“NAVIGARE” NEL LABIRINTO
...l'acqua, la roccia, i misteri della dea madre...
Nel racconto del viaggio di Argo più volte, e in modo diverso, emergono problematiche relative all'acqua e alla roccia:
-Nel mito originario Elle, in viaggio di salvezza con il fratello Frisso, in groppa al vello d'oro, di 'addormenta' e cade nel mare, poi detto Ellesponto.
-Nel fiume che stava guadando Giasone perde un sandalo (forse presagio della sua difficoltà a vivere il rapporto di coppia?).
-L'amico carissimo di Eracle, Ila, viene attirato dalle ninfe nelle profondità del lago e condotto nelle cavità rocciose sott'acqua che sono il loro alloggio.
-La dea Cibele, che viene adorata nella spaccatura delle montagne, placherà la sua ira (che causa tempeste marine) nei confronti degli argonauti solo dopo che le avranno reso onore.
-Le rocce Simplegadi rischiano di distruggere chi varca lo stretto d'acqua che le divide (vedi articolo su di esse).

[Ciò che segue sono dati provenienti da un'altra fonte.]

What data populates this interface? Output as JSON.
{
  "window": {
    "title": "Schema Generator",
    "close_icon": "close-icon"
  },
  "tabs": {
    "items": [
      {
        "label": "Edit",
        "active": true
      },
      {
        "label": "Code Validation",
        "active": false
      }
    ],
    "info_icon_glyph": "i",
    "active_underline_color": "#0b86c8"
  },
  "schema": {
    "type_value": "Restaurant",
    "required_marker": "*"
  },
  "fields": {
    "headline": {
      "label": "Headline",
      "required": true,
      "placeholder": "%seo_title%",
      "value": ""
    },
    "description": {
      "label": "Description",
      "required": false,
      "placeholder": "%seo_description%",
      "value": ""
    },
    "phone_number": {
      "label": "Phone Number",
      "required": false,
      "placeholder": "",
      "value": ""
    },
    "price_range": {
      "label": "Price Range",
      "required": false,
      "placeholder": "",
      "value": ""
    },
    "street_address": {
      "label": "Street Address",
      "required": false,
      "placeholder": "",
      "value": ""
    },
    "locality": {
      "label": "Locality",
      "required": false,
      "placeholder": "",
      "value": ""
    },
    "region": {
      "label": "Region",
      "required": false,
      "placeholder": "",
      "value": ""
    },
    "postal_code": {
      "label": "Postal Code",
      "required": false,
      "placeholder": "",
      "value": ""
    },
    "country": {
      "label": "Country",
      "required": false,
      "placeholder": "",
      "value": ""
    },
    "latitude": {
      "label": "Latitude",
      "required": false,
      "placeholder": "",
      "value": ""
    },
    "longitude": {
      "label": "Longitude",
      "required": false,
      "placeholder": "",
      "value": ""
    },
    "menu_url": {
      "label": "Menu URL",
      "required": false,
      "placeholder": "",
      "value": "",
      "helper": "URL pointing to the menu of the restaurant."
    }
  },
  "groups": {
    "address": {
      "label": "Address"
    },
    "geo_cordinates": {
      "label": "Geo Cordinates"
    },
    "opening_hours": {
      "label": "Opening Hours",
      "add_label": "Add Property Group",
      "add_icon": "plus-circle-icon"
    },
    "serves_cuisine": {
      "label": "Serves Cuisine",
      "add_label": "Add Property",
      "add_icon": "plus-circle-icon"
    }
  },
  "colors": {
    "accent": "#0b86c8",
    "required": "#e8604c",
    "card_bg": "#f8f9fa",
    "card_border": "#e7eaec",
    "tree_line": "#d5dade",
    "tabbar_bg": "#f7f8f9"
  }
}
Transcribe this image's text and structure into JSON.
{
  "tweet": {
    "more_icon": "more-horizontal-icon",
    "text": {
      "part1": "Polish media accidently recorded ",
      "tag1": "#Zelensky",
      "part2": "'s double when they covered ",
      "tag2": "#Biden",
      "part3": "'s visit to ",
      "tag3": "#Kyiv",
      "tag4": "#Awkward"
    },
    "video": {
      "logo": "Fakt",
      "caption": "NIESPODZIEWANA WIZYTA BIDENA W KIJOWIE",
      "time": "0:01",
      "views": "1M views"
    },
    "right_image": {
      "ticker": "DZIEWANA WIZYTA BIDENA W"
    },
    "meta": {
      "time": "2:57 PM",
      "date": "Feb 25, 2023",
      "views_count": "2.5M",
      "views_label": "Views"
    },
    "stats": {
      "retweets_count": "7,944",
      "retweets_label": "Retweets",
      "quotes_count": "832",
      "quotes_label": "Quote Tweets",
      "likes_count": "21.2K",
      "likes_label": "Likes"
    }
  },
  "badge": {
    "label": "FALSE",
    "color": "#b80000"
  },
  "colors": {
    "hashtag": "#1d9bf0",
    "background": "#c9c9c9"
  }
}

Le acque e la materia densa (terra, roccia, montagna) sono chiari riferimenti all'aspetto femminile, materno, del creato. Il viaggio per mare, caratteristico delle imprese di molti eroi, non ultimi, per noi, Odisseo e Giasone, è simbolo dell'incognito, del mistero della vita da affrontare, pieno di pericoli, senza una rotta che possa essere prevista in modo preciso; non si sa mai cosa l'acqua nasconda in sè e sotto di sè: mostri marini pronti a ingoiare principesse incatenate, ninfe voluttuose che trascinano al fondo, sirene incantatrici, divinità marine che offrono a volte doni sì, ma se occorre puniscono, talvolta perseguitano l'eroe di turno.
Possiamo dire che forse il mare sia per la mente primitiva (che ancora ci abita nell' inconscio) l'esempio più calzante del nostro labirinto esistenziale.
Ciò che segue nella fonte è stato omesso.